The letter is pretty blunt, saying in one place:
… Coal miners in your states are less safe because of MSHA-mandated ventilation plans that are currently in place in your states today.
Blankenship also wrote:
Ironically, perhaps the single biggest challenge to achieving safe mining is the current behavior of MSHA.
OK … so on Wednesday, we had Massey general counsel Shane Harvey (right) and company board member Stanley Suboleski (below) in for an interview, and put the question to them: What mines are we talking about? Where exactly are miners in danger because of MSHA’s actions?
As reported in today’s Gazette, Harvey and Suboleski were at a bit of a loss to point to the mines Blankenship was talking about.

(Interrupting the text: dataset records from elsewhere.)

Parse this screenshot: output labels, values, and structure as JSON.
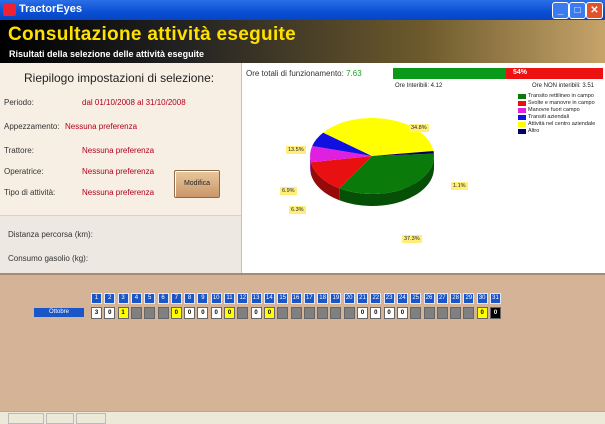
{
  "window": {
    "title": "TractorEyes"
  },
  "header": {
    "title": "Consultazione attività eseguite",
    "subtitle": "Risultati della selezione delle attività eseguite"
  },
  "settings": {
    "heading": "Riepilogo impostazioni di selezione:",
    "rows": [
      {
        "label": "Periodo:",
        "value": "dal 01/10/2008 al 31/10/2008"
      },
      {
        "label": "Appezzamento:",
        "value": "Nessuna preferenza"
      },
      {
        "label": "Trattore:",
        "value": "Nessuna preferenza"
      },
      {
        "label": "Operatrice:",
        "value": "Nessuna preferenza"
      },
      {
        "label": "Tipo di attività:",
        "value": "Nessuna preferenza"
      }
    ],
    "modify_label": "Modifica",
    "distance_label": "Distanza percorsa (km):",
    "fuel_label": "Consumo gasolio (kg):"
  },
  "summary": {
    "ore_totali_label": "Ore totali di funzionamento:",
    "ore_totali_value": "7.63",
    "bar_percent_label": "54%",
    "bar_fraction": 0.54,
    "ore_interibili": "Ore Interibili: 4.12",
    "ore_non_interibili": "Ore NON interibili: 3.51",
    "bar_green": "#0a9a1a",
    "bar_red": "#e11111"
  },
  "legend": [
    {
      "label": "Transito rettilineo in campo",
      "color": "#0a7a0a"
    },
    {
      "label": "Svolte e manovre in campo",
      "color": "#e81010"
    },
    {
      "label": "Manovre fuori campo",
      "color": "#e020e0"
    },
    {
      "label": "Transiti aziendali",
      "color": "#1010e0"
    },
    {
      "label": "Attività nel centro aziendale",
      "color": "#ffff00"
    },
    {
      "label": "Altro",
      "color": "#000060"
    }
  ],
  "chart_data": {
    "type": "pie",
    "labels": [
      "Transito rettilineo in campo",
      "Svolte e manovre in campo",
      "Manovre fuori campo",
      "Transiti aziendali",
      "Attività nel centro aziendale",
      "Altro"
    ],
    "values": [
      34.8,
      13.5,
      6.9,
      6.3,
      37.3,
      1.1
    ],
    "value_labels": [
      "34.8%",
      "13.5%",
      "6.9%",
      "6.3%",
      "37.3%",
      "1.1%"
    ],
    "colors": [
      "#0a7a0a",
      "#e81010",
      "#e020e0",
      "#1010e0",
      "#ffff00",
      "#000060"
    ]
  },
  "calendar": {
    "month": "Ottobre",
    "days": [
      "1",
      "2",
      "3",
      "4",
      "5",
      "6",
      "7",
      "8",
      "9",
      "10",
      "11",
      "12",
      "13",
      "14",
      "15",
      "16",
      "17",
      "18",
      "19",
      "20",
      "21",
      "22",
      "23",
      "24",
      "25",
      "26",
      "27",
      "28",
      "29",
      "30",
      "31"
    ],
    "cells": [
      {
        "t": "3",
        "c": "w"
      },
      {
        "t": "0",
        "c": "w"
      },
      {
        "t": "1",
        "c": "y"
      },
      {
        "t": "",
        "c": "g"
      },
      {
        "t": "",
        "c": "g"
      },
      {
        "t": "",
        "c": "g"
      },
      {
        "t": "0",
        "c": "y"
      },
      {
        "t": "0",
        "c": "w"
      },
      {
        "t": "0",
        "c": "w"
      },
      {
        "t": "0",
        "c": "w"
      },
      {
        "t": "0",
        "c": "y"
      },
      {
        "t": "",
        "c": "g"
      },
      {
        "t": "0",
        "c": "w"
      },
      {
        "t": "0",
        "c": "y"
      },
      {
        "t": "",
        "c": "g"
      },
      {
        "t": "",
        "c": "g"
      },
      {
        "t": "",
        "c": "g"
      },
      {
        "t": "",
        "c": "g"
      },
      {
        "t": "",
        "c": "g"
      },
      {
        "t": "",
        "c": "g"
      },
      {
        "t": "0",
        "c": "w"
      },
      {
        "t": "0",
        "c": "w"
      },
      {
        "t": "0",
        "c": "w"
      },
      {
        "t": "0",
        "c": "w"
      },
      {
        "t": "",
        "c": "g"
      },
      {
        "t": "",
        "c": "g"
      },
      {
        "t": "",
        "c": "g"
      },
      {
        "t": "",
        "c": "g"
      },
      {
        "t": "",
        "c": "g"
      },
      {
        "t": "0",
        "c": "y"
      },
      {
        "t": "0",
        "c": "k"
      }
    ]
  }
}
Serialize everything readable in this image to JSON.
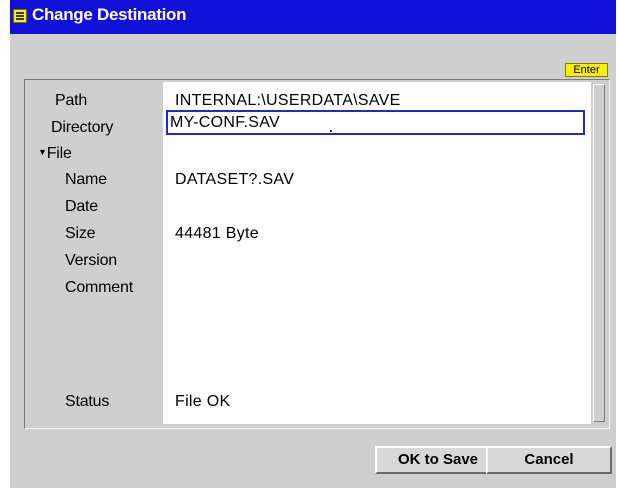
{
  "window": {
    "title": "Change Destination",
    "title_icon": "dialog-menu-icon",
    "titlebar_color": "#1010d8"
  },
  "fields": {
    "path_label": "Path",
    "path_value": "INTERNAL:\\USERDATA\\SAVE",
    "directory_label": "Directory",
    "directory_value": "MY-CONF.SAV",
    "file_group_label": "File",
    "file_group_icon": "triangle-down-icon",
    "name_label": "Name",
    "name_value": "DATASET?.SAV",
    "date_label": "Date",
    "date_value": "",
    "size_label": "Size",
    "size_value": "44481 Byte",
    "version_label": "Version",
    "version_value": "",
    "comment_label": "Comment",
    "comment_value": "",
    "status_label": "Status",
    "status_value": "File OK"
  },
  "hint": {
    "enter_badge": "Enter",
    "badge_color": "#f8f000"
  },
  "buttons": {
    "ok_label": "OK to Save",
    "cancel_label": "Cancel"
  }
}
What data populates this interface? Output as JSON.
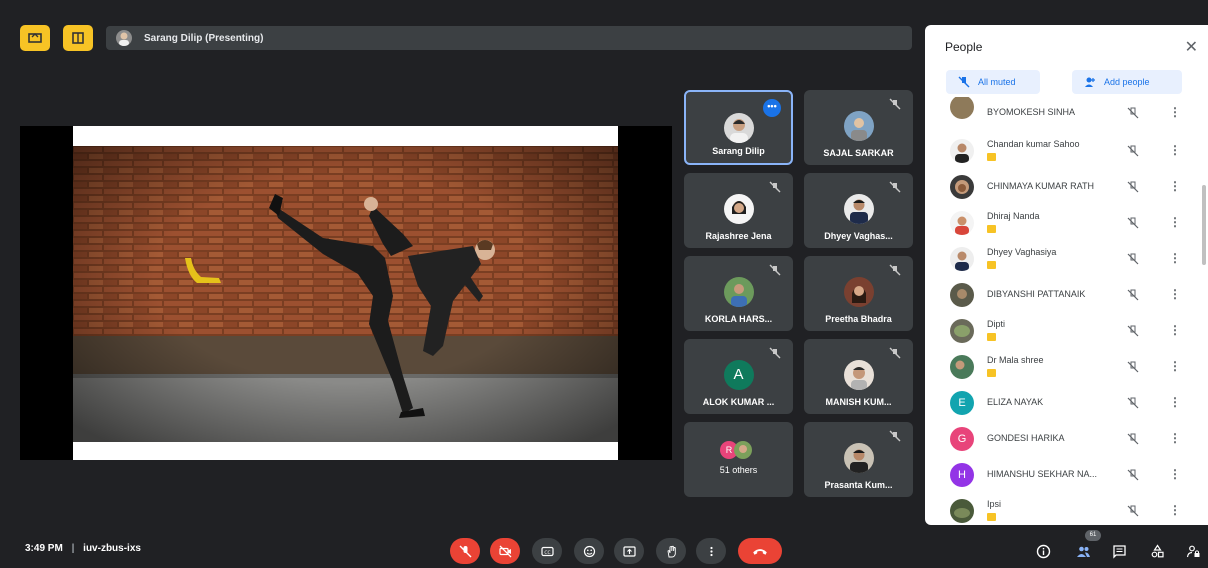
{
  "top_bar": {
    "presenter_label": "Sarang Dilip (Presenting)"
  },
  "tiles": [
    {
      "name": "Sarang Dilip",
      "active": true,
      "more": "•••"
    },
    {
      "name": "SAJAL SARKAR"
    },
    {
      "name": "Rajashree Jena"
    },
    {
      "name": "Dhyey Vaghas..."
    },
    {
      "name": "KORLA HARS..."
    },
    {
      "name": "Preetha Bhadra"
    },
    {
      "name": "ALOK KUMAR ...",
      "initial": "A"
    },
    {
      "name": "MANISH KUM..."
    },
    {
      "name": "51 others",
      "initial": "R"
    },
    {
      "name": "Prasanta Kum..."
    }
  ],
  "people_panel": {
    "title": "People",
    "close_icon": "✕",
    "all_muted_label": "All muted",
    "add_people_label": "Add people",
    "kebab": "⋮",
    "participants": [
      {
        "name": "BYOMOKESH SINHA"
      },
      {
        "name": "Chandan kumar Sahoo"
      },
      {
        "name": "CHINMAYA KUMAR RATH"
      },
      {
        "name": "Dhiraj Nanda"
      },
      {
        "name": "Dhyey Vaghasiya"
      },
      {
        "name": "DIBYANSHI PATTANAIK"
      },
      {
        "name": "Dipti"
      },
      {
        "name": "Dr Mala shree"
      },
      {
        "name": "ELIZA NAYAK",
        "initial": "E",
        "color": "#12a4af"
      },
      {
        "name": "GONDESI HARIKA",
        "initial": "G",
        "color": "#e8447a"
      },
      {
        "name": "HIMANSHU SEKHAR NA...",
        "initial": "H",
        "color": "#9334e6"
      },
      {
        "name": "Ipsi"
      }
    ]
  },
  "bottom_bar": {
    "time": "3:49 PM",
    "separator": "|",
    "meeting_code": "iuv-zbus-ixs",
    "people_count": "61"
  },
  "colors": {
    "background": "#202124",
    "tile": "#3c4043",
    "accent_yellow": "#f7c325",
    "accent_blue": "#1a73e8",
    "danger_red": "#ea4335"
  }
}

I tried earlier to provide some context and perspective on this Blankenship letter in a Coal Tattoo post, and today’s story adds to that context, I hope.
Blankenship has pointed to the case of an Illinois mine operator who challenged a similar MSHA-imposed ventilation plan, but so far the agency has won the legal challenges in that matter.
Unfortunately, MSHA chief Joe Main and the rest of his agency remain kind of in a bunker on this issue, refusing to answer questions or even to simply comment about their victory in the Illinois case …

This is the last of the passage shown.